No, those countries are screwing up now and can't print their own money.  Basically, in the 70s - late 90s, Europe was not business friendly and they wealthy were leaving in droves to escape 75% personal tax rates.

What countries are you talking about? Europe has always been far more business friendly to small businesses than the US has:

http://www.businessweek.com/smallbiz/content/dec2010/sb20101210_839038.htm

I know, I know........not exactly what you've been told by the US Propagandists aka Republican Party.

always?  Then you link something from 2010?  Article seems to confirm what I said, they lowered business taxes in many Euro countries betoween 1998 and 2008.

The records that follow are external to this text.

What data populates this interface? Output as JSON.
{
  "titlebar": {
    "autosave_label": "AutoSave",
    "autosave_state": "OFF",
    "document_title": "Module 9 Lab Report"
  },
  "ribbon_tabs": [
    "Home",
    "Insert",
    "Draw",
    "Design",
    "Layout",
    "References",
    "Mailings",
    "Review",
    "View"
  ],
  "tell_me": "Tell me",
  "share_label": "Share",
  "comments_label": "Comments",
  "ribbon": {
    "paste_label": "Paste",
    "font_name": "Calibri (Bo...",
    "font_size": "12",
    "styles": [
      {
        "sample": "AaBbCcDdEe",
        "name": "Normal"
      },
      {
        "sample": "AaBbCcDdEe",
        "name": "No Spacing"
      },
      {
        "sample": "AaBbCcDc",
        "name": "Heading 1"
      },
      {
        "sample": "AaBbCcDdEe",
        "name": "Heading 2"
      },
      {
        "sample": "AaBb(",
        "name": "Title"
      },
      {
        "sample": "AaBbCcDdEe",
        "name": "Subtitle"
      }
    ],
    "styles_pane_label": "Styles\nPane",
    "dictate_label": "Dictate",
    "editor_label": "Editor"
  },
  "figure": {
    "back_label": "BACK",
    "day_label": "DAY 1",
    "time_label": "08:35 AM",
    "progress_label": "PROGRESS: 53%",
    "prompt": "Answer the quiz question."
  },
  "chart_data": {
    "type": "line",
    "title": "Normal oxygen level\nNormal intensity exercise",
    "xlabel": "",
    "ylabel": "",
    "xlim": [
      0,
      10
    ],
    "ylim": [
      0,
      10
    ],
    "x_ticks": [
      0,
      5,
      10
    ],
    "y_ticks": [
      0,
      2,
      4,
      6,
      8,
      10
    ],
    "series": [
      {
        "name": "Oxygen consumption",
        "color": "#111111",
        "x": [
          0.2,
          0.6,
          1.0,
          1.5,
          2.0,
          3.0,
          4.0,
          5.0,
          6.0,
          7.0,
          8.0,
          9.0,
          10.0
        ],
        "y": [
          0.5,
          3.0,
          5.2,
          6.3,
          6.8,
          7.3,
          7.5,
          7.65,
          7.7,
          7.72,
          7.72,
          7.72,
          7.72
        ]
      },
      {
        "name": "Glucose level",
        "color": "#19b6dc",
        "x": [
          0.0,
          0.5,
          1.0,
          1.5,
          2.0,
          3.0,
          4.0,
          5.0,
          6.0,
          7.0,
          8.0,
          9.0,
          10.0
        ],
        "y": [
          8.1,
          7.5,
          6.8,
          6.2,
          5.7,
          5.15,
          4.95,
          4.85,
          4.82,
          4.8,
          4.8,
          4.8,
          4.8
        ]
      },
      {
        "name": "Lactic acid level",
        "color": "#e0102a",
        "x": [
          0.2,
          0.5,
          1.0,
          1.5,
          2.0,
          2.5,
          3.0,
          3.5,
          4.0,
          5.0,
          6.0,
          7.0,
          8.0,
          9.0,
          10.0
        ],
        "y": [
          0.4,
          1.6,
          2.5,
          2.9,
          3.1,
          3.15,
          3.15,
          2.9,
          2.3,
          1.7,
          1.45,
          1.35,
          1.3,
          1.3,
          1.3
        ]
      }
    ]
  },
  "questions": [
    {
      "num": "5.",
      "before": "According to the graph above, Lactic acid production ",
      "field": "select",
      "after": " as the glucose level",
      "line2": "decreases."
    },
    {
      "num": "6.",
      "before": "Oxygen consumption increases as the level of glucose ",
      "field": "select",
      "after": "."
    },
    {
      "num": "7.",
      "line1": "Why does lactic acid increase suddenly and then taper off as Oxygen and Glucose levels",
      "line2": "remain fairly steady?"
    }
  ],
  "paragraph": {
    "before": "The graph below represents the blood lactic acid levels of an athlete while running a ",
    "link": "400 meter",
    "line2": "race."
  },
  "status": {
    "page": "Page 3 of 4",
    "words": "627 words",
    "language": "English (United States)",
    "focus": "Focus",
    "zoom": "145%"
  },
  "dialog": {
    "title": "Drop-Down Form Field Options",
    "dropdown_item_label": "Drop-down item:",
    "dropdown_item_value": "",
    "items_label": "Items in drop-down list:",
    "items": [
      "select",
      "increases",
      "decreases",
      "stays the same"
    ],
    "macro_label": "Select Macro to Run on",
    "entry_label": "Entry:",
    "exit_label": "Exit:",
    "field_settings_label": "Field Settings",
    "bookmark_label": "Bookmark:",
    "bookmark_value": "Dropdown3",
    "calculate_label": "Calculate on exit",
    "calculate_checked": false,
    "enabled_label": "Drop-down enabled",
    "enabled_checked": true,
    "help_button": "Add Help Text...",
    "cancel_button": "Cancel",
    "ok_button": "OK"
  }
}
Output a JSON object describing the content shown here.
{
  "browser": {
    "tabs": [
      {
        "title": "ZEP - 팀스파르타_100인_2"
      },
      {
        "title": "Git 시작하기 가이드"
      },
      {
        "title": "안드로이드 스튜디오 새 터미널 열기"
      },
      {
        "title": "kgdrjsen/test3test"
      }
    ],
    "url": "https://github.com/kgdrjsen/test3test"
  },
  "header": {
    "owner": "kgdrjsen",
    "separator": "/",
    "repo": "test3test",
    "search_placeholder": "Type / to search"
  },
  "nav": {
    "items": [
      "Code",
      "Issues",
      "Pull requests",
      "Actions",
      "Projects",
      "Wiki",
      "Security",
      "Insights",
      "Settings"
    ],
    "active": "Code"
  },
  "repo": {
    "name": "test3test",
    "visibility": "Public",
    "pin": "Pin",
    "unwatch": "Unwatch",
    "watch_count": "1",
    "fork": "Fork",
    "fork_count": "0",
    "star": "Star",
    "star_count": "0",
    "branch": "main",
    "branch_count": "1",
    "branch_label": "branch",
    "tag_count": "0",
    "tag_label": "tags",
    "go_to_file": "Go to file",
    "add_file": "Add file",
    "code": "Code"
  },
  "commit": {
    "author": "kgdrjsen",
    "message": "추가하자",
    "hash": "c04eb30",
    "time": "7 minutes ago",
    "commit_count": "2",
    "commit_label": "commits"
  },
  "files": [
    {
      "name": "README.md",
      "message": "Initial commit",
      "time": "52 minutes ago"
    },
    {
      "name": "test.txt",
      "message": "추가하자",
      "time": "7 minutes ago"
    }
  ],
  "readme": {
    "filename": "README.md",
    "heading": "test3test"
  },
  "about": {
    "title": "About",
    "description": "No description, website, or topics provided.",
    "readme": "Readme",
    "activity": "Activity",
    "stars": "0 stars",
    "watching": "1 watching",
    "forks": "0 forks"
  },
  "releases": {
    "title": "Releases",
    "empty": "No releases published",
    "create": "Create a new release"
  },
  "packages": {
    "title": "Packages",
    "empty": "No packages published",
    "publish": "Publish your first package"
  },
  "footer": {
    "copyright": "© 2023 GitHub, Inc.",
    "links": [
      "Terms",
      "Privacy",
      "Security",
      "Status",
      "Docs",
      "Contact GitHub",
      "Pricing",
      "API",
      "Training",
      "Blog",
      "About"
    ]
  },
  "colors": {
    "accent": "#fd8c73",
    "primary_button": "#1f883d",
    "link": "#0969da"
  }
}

Only supposed regulatory barriers were reduced during that time in Europe. Business and personal taxes have continued to be lower than the US, which is counter intuitive to what Republicans always hear about Europe:

QuoteDespite the rhetoric extolling small business in this country, the small-company share of the U.S. economy has been gradually shrinking. Big Business's share of employment now accounts for 50.4 percent of private-sector jobs, as compared with 45.5 percent in 1988. Similarly, Big Business's share of revenue was higher in 2007 than it was in 1997, according to the latest available data from the Small Business Administration.

The rate at which Americans have been founding small businesses has also been falling. Between 1998 and 2009, the number of self-employed people, the per capita rate at which new employer businesses are established, and the number of establishments created per thousand people have all declined. Currently, small business accounts for less of total economic activity in the U.S. than in many European nations. The latest available data from the Organization for Economic Cooperation and Development show that in 2008 the self-employment rate in 25 European countries was higher than in the U.S. and was lower only in tiny Luxembourg. The OECD also finds 22 of these countries have a larger share of businesses with fewer than 250 employees than the U.S.

What's Different in Europe

So what's different in Europe that might account for the better relative performance of small business? First, taxes are lower. After Japan, the U.S. has the next highest corporate tax rate among industrialized nations and a higher rate than all of Europe. Compared with some countries, the gap is huge. Ireland's corporate rate is less than one-third the combined state and federal rate in the U.S. Rates in Poland, Iceland, and Slovakia are less than half of ours. Personal taxes, which affect small businesses set up as sole proprietorships and subchapter S corporations, are also higher in the U.S. than in much of Europe.

But again......the danger is that western European nations cannot be compared to former east block countries or southern Europe.

generally speaking the more business regulation, the higher the growth:

QuoteUsing objective measures of business regulations in 135 countries, we establish that countries
with better regulations grow faster.